Wheras method B) is useful if you only require access to a few specific containers from the docker host. Or if your 2nd NIC is a wifi card and would be much slower for handling all of your LAN traffic. For example on a laptop computer.
Installation:
If cannot see the pre-release -rc2 candidate on ubuntu 16.04, temporarily add or modify this line to your /etc/apt/sources.list to say:
deb https://apt.dockerproject.org/repo ubuntu-xenial testing
instead of main (which is stable releases).
I no longer recommended this solution. So it's been removed. It was using bridge driver and brctrl
.
There is a better and official driver now. See other answer on this page: https://stackoverflow.com/a/36470828/287510
Here is an example of using macvlan. It starts a web server at http://10.0.2.1/.
These commands and Docker Compose file work on QNAP and QNAP's Container Station. Notice that QNAP's network interface is qvs0.
Commands:
The blog post "Using Docker macvlan networks"[1][2] by Lars Kellogg-Stedman explains what the commands mean.

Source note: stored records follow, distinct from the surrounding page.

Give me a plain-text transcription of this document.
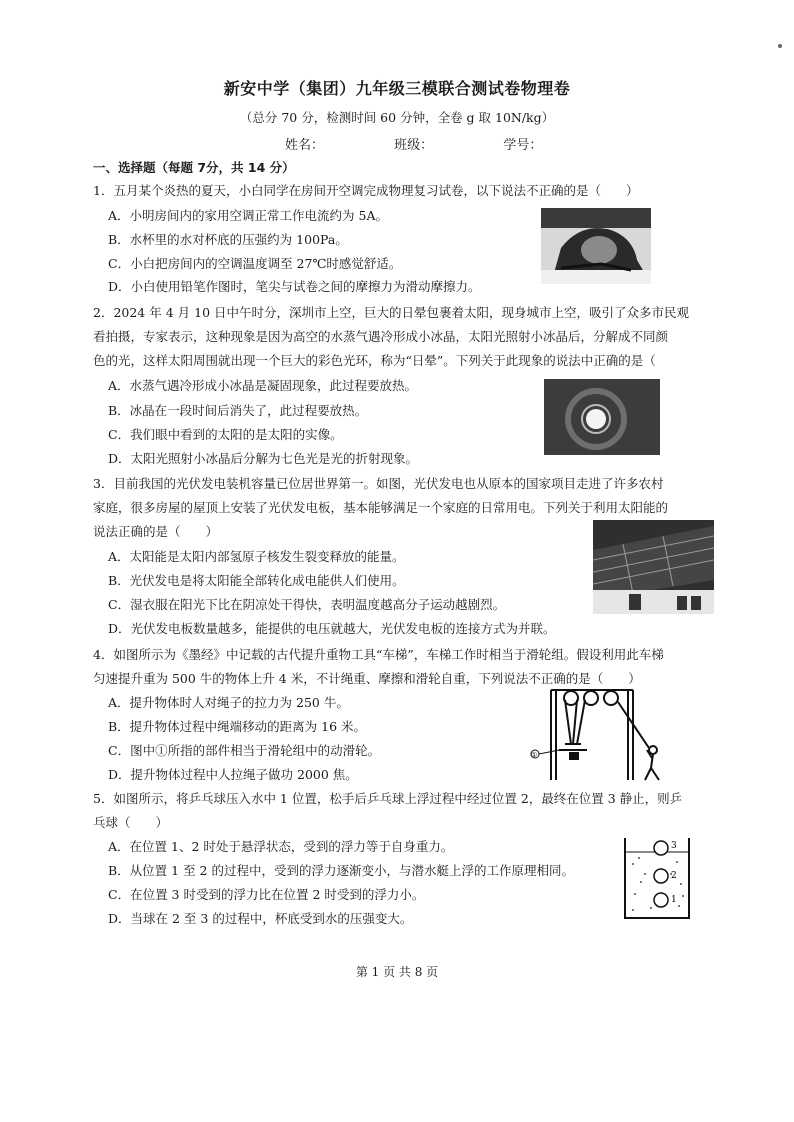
新安中学（集团）九年级三模联合测试卷物理卷
（总分 70 分，检测时间 60 分钟，全卷 g 取 10N/kg）
姓名：	班级：	学号：
一、选择题（每题 7分，共 14 分）
1．五月某个炎热的夏天，小白同学在房间开空调完成物理复习试卷，以下说法不正确的是（　　）
A．小明房间内的家用空调正常工作电流约为 5A。
B．水杯里的水对杯底的压强约为 100Pa。
C．小白把房间内的空调温度调至 27℃时感觉舒适。
D．小白使用铅笔作图时，笔尖与试卷之间的摩擦力为滑动摩擦力。
2．2024 年 4 月 10 日中午时分，深圳市上空，巨大的日晕包裹着太阳，现身城市上空，吸引了众多市民观
看拍摄，专家表示，这种现象是因为高空的水蒸气遇冷形成小冰晶，太阳光照射小冰晶后，分解成不同颜
色的光，这样太阳周围就出现一个巨大的彩色光环，称为“日晕”。下列关于此现象的说法中正确的是（
A．水蒸气遇冷形成小冰晶是凝固现象，此过程要放热。
B．冰晶在一段时间后消失了，此过程要放热。
C．我们眼中看到的太阳的是太阳的实像。
D．太阳光照射小冰晶后分解为七色光是光的折射现象。
3．目前我国的光伏发电装机容量已位居世界第一。如图，光伏发电也从原本的国家项目走进了许多农村
家庭，很多房屋的屋顶上安装了光伏发电板，基本能够满足一个家庭的日常用电。下列关于利用太阳能的
说法正确的是（　　）
A．太阳能是太阳内部氢原子核发生裂变释放的能量。
B．光伏发电是将太阳能全部转化成电能供人们使用。
C．湿衣服在阳光下比在阴凉处干得快，表明温度越高分子运动越剧烈。
D．光伏发电板数量越多，能提供的电压就越大，光伏发电板的连接方式为并联。
4．如图所示为《墨经》中记载的古代提升重物工具“车梯”，车梯工作时相当于滑轮组。假设利用此车梯
匀速提升重为 500 牛的物体上升 4 米，不计绳重、摩擦和滑轮自重，下列说法不正确的是（　　）
A．提升物体时人对绳子的拉力为 250 牛。
B．提升物体过程中绳端移动的距离为 16 米。
C．图中①所指的部件相当于滑轮组中的动滑轮。
D．提升物体过程中人拉绳子做功 2000 焦。
①
5．如图所示，将乒乓球压入水中 1 位置，松手后乒乓球上浮过程中经过位置 2，最终在位置 3 静止，则乒
乓球（　　）
A．在位置 1、2 时处于悬浮状态，受到的浮力等于自身重力。
B．从位置 1 至 2 的过程中，受到的浮力逐渐变小，与潜水艇上浮的工作原理相同。
C．在位置 3 时受到的浮力比在位置 2 时受到的浮力小。
D．当球在 2 至 3 的过程中，杯底受到水的压强变大。
3
2
1
第 1 页 共 8 页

docker network create -d macvlan -o parent=qvs0 --subnet 10.0.0.0/8 --gateway 10.0.0.1 --ip-range 10.0.2.0/24 --aux-address "host=10.0.2.254" macvlan0
ip link del macvlan0-shim link qvs0 type macvlan mode bridge
ip link add macvlan0-shim link qvs0 type macvlan mode bridge
ip addr add 10.0.2.254/32 dev macvlan0-shim
ip link set macvlan0-shim up
ip route add 10.0.2.0/24 dev macvlan0-shim
docker run --network="macvlan0" --ip=10.0.2.1 -p 80:80 nginx
Docker Compose
Use version 2 because version 3 does not support the other network configs, such as gateway, ip_range, and aux_address.
version: "2.3"
services:
HTTPd:
image: nginx:latest
ports:
- "80:80/tcp"
- "80:80/udp"
networks:
macvlan0:
ipv4_address: "10.0.2.1"
networks:
macvlan0:
driver: macvlan
driver_opts:
parent: qvs0
ipam:
config:
- subnet: "10.0.0.0/8"
gateway: "10.0.0.1"
ip_range: "10.0.2.0/24"
aux_address: "host=10.0.2.254"
It's possible map a physical interface into a container via pipework.
Connect a container to a local physical interface
pipework eth2 $(docker run -d hipache /usr/sbin/hipache) 50.19.169.157/24
pipework eth3 $(docker run -d hipache /usr/sbin/hipache) 107.22.140.5/24
There may be a native way now but I haven't looked into that for the 1.10 release.